>I float just like a bubble heading for a spike – Jeff Buckley


I’ve been in a really weird space lately. Not too sure exactly what’s going on inside this here brain of mine, but I just have no lus to do anything lately, besides read. And since “attending gigs” is what I do (this makes me sound like a little bit of a douche, but oh well) this has not been very constructive for me, or my writing. Postexam blues? Perhaps.
Now usually there’s only one Tennessee-brewed man who can pull me out of these slumps and make me realise that life is indeed a glorious one, but (and some of you might not believe this) he’s recently been replaced. Oh yes he has. I’ve replaced Jack with Jeff. Jeff Buckley. Who actually drowned in the Wolf River that runs through Tennesse, so I guess it all comes full circle in some sort of universally strange way.
And then I was presented with a postexam present, courtesy of Mikey. Jeff’s second, but first posthumous album ‘Sketches for my Sweetheart the Drunk’. Nice title. It was supposed to be called ‘My Sweetheart the Drunk’ but because it wasn’t completed his mother thought it would be appropriate to change the title slightly. Clever. I’ve had this album on heavy rotation since I was handed it. And I think it’s safe to say that the slump is officially over. Also, the production of this album was overseen by Chris Cornell (oh how the mighty have fallen) and apparently the two of them were very good buddies.  
Apparently Jeff and Mr Cornell used to have competitions to see who could write the best songs. Wonder what Jeff would think of lyrics like “no that bitch ain’t apart of me”. Yes yes yes, I know I’ve harped on this Chris Cornell thing for long enough, so in light of this Buckley-Cornell revelation, this is the last time I will ever complain about him. Cross my heart. When Rolling Stone magazine released their “100 Greatest Singers of All Time”, this is what Mr Cornell had to say about his buddy, who was ranked at number 39. It’s moving stuff, but oh so true.
The man’s voice is about as close to a spiritual experience as you can get. And I’m fake Roman Catholic children, so I know what I’m talking about.
This is my favourite photo of the usually pensive Jeff.
Also, on Thursday I ventured out from my hole to mission to Mercury to watch The Ragdolls play downstairs. First gig in 5 months and it was pretty obvious that they were kind of nervous and rusty through the first couple of songs. But Pope settled nicely into the set and once she did that signature “lip curl” she was on a roll. I can’t fault Pope on her voice – its shit hot, but it turns out she’s also a demon on the bass. Mr Fantastic better watch his back.

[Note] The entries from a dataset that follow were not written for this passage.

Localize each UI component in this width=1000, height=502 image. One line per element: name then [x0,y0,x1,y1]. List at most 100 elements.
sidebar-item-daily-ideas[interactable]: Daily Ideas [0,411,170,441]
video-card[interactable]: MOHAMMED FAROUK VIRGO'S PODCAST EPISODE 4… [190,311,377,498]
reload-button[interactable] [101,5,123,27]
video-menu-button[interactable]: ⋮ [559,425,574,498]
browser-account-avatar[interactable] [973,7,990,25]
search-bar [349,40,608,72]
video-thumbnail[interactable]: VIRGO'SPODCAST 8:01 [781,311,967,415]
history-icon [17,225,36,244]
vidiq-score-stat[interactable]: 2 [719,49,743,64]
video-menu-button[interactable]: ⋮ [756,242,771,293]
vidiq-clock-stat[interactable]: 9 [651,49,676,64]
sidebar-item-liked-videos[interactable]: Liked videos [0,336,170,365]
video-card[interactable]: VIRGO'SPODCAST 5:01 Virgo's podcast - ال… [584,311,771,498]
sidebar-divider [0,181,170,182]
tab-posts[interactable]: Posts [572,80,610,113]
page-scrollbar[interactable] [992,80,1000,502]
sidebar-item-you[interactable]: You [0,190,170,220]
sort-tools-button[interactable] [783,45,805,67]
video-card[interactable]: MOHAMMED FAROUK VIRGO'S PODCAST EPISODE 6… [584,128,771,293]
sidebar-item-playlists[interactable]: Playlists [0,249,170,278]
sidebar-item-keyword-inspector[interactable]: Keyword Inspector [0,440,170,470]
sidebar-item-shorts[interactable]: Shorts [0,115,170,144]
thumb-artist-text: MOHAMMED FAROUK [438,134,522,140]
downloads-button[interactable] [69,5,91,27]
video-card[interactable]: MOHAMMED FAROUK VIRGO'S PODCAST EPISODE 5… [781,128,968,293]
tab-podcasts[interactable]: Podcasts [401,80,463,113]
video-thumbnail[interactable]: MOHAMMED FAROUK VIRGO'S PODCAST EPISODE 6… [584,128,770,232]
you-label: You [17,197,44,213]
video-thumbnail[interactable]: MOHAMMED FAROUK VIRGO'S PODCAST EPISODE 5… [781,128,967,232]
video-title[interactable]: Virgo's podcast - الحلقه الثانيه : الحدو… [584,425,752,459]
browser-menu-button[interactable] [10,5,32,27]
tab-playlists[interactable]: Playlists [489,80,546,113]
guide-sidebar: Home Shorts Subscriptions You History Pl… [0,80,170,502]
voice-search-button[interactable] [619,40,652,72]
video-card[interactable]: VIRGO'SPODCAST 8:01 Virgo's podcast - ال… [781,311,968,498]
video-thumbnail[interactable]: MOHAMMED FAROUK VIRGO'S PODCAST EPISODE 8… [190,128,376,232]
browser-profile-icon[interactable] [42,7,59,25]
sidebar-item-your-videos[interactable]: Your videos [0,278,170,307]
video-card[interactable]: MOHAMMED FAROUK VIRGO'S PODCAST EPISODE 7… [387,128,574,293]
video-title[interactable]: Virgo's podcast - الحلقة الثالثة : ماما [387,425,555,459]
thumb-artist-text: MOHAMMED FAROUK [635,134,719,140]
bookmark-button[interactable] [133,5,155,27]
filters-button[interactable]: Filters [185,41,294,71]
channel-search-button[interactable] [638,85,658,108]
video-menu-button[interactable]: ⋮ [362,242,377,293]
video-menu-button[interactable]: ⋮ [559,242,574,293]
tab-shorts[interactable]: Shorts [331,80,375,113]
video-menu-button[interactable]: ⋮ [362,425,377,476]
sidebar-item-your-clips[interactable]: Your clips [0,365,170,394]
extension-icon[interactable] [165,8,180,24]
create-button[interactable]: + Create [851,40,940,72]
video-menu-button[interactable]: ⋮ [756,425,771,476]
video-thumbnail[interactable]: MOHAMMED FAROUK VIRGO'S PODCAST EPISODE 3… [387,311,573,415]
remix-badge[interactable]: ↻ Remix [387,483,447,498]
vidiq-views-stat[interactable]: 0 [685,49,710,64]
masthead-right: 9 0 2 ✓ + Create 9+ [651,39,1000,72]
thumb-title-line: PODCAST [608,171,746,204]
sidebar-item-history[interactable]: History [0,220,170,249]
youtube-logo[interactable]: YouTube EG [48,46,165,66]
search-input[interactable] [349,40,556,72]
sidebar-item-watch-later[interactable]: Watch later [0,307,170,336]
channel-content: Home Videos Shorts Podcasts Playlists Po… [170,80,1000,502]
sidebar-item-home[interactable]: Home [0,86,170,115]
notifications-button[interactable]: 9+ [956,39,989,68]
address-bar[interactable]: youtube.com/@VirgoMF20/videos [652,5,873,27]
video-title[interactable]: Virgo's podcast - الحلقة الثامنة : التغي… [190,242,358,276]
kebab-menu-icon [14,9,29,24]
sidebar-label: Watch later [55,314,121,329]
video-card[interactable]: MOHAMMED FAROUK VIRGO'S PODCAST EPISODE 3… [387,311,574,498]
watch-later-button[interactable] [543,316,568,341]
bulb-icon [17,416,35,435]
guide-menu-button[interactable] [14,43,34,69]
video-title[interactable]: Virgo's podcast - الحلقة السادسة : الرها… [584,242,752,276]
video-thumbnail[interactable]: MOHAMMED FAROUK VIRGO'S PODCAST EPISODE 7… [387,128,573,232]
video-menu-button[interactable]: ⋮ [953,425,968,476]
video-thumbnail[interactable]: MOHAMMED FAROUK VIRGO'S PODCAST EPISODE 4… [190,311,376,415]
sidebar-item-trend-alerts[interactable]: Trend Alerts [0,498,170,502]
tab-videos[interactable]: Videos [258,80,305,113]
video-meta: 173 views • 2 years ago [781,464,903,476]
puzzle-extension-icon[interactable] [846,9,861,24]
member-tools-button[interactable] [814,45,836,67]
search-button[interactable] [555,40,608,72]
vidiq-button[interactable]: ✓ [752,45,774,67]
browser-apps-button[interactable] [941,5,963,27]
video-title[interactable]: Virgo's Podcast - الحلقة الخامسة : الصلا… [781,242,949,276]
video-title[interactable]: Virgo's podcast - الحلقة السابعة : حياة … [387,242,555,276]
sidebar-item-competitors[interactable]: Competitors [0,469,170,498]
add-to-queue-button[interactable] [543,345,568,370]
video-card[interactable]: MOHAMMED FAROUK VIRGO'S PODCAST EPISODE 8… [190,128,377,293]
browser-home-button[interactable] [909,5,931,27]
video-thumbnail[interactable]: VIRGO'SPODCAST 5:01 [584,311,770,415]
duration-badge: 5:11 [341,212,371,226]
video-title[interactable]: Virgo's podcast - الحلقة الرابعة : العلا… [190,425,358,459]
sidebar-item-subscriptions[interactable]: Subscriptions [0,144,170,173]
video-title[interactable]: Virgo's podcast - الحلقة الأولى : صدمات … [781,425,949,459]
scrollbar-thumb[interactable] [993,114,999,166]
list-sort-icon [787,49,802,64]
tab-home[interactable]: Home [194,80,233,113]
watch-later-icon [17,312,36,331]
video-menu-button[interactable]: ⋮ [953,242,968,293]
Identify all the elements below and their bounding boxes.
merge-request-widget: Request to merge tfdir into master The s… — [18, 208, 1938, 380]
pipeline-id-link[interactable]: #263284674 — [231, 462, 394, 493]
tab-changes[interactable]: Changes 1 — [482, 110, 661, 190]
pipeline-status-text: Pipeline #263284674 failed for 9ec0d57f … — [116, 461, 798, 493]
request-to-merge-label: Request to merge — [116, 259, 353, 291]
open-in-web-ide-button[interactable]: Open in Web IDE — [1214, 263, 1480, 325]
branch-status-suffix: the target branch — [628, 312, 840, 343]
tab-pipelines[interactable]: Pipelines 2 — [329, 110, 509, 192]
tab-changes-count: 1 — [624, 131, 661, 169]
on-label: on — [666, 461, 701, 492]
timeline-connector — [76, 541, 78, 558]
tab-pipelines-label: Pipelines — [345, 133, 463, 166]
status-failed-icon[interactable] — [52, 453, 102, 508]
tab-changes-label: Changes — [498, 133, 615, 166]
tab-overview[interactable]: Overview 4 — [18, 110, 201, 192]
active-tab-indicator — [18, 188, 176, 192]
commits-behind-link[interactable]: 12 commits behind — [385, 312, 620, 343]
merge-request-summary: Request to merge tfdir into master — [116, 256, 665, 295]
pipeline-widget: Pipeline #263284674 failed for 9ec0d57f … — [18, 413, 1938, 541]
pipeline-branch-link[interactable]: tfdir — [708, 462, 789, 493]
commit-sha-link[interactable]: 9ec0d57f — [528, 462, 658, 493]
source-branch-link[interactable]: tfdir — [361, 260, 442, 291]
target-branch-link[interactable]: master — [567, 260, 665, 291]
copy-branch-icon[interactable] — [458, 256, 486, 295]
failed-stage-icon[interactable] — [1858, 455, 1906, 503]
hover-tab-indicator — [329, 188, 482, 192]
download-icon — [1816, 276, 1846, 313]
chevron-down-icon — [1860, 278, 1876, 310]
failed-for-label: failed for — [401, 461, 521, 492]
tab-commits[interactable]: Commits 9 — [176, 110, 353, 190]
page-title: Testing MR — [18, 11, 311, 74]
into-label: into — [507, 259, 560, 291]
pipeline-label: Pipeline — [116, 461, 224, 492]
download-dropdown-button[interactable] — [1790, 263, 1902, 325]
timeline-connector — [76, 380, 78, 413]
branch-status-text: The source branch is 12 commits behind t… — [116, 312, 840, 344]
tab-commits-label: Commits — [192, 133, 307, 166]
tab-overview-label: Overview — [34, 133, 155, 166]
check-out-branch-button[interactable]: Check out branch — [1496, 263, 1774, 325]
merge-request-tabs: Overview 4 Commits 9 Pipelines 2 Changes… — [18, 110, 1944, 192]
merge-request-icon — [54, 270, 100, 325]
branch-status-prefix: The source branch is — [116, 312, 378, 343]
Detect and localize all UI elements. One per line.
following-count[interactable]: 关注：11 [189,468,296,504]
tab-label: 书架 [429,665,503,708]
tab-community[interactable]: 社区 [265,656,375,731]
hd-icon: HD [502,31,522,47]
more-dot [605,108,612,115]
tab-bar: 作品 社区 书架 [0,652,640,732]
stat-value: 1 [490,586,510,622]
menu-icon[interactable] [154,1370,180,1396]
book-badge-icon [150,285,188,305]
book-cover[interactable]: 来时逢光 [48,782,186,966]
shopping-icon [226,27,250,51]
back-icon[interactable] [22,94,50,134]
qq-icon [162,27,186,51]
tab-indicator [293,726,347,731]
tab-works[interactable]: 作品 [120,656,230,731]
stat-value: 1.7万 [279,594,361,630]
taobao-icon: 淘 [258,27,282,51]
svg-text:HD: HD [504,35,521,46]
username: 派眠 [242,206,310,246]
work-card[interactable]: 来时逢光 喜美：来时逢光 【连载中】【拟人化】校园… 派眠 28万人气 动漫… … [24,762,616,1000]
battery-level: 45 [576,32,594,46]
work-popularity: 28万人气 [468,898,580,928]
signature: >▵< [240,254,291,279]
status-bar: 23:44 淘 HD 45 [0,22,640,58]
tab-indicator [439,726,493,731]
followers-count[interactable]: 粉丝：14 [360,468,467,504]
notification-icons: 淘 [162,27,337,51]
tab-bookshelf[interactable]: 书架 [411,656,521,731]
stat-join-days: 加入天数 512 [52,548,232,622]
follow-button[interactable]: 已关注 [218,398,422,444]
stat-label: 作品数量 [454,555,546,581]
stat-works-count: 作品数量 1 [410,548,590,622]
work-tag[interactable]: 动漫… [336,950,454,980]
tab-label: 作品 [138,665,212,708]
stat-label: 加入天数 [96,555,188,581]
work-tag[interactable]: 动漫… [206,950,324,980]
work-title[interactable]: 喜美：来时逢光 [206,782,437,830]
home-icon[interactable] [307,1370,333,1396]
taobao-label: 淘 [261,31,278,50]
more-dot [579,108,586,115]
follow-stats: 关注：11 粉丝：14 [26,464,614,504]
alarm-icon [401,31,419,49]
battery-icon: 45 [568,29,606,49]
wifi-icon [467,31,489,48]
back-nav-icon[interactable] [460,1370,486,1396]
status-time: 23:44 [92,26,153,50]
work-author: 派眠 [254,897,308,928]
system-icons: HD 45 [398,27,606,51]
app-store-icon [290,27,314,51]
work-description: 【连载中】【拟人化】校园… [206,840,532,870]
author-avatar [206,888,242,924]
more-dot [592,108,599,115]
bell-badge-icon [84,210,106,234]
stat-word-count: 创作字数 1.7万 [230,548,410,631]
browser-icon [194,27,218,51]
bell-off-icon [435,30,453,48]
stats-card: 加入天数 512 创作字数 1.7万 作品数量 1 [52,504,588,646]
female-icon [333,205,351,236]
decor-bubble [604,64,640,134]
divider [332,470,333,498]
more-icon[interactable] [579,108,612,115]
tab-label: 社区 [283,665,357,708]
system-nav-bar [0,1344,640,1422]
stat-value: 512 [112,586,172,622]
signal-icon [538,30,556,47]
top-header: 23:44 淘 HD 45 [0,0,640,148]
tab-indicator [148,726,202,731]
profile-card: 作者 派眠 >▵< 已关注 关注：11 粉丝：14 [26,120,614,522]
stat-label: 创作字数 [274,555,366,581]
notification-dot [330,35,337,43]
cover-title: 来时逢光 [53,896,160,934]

Now if you’re reading this and you know me, you probably know that I’ve got a pretty thick skin and it’s not very easy to get underneath it. So let’s just say that my skin has been slightly irritated, kinda like what a mild rash will do to you. I do not see the reasoning behind feeling the need to attack someone’s intellectual status. “Stupid” is quite possibly the worst word you can call someone, anyone, especially if, like myself, they turn out to not be that much of an idiot. Also, if you’re going to be a preschooler and start throwing those kinds of adjectives around, at least have the balls to do it to my face. 

(When asked how he would like to be remembered) As a good friend. I don’t really need to be remembered – I hope the music is remembered.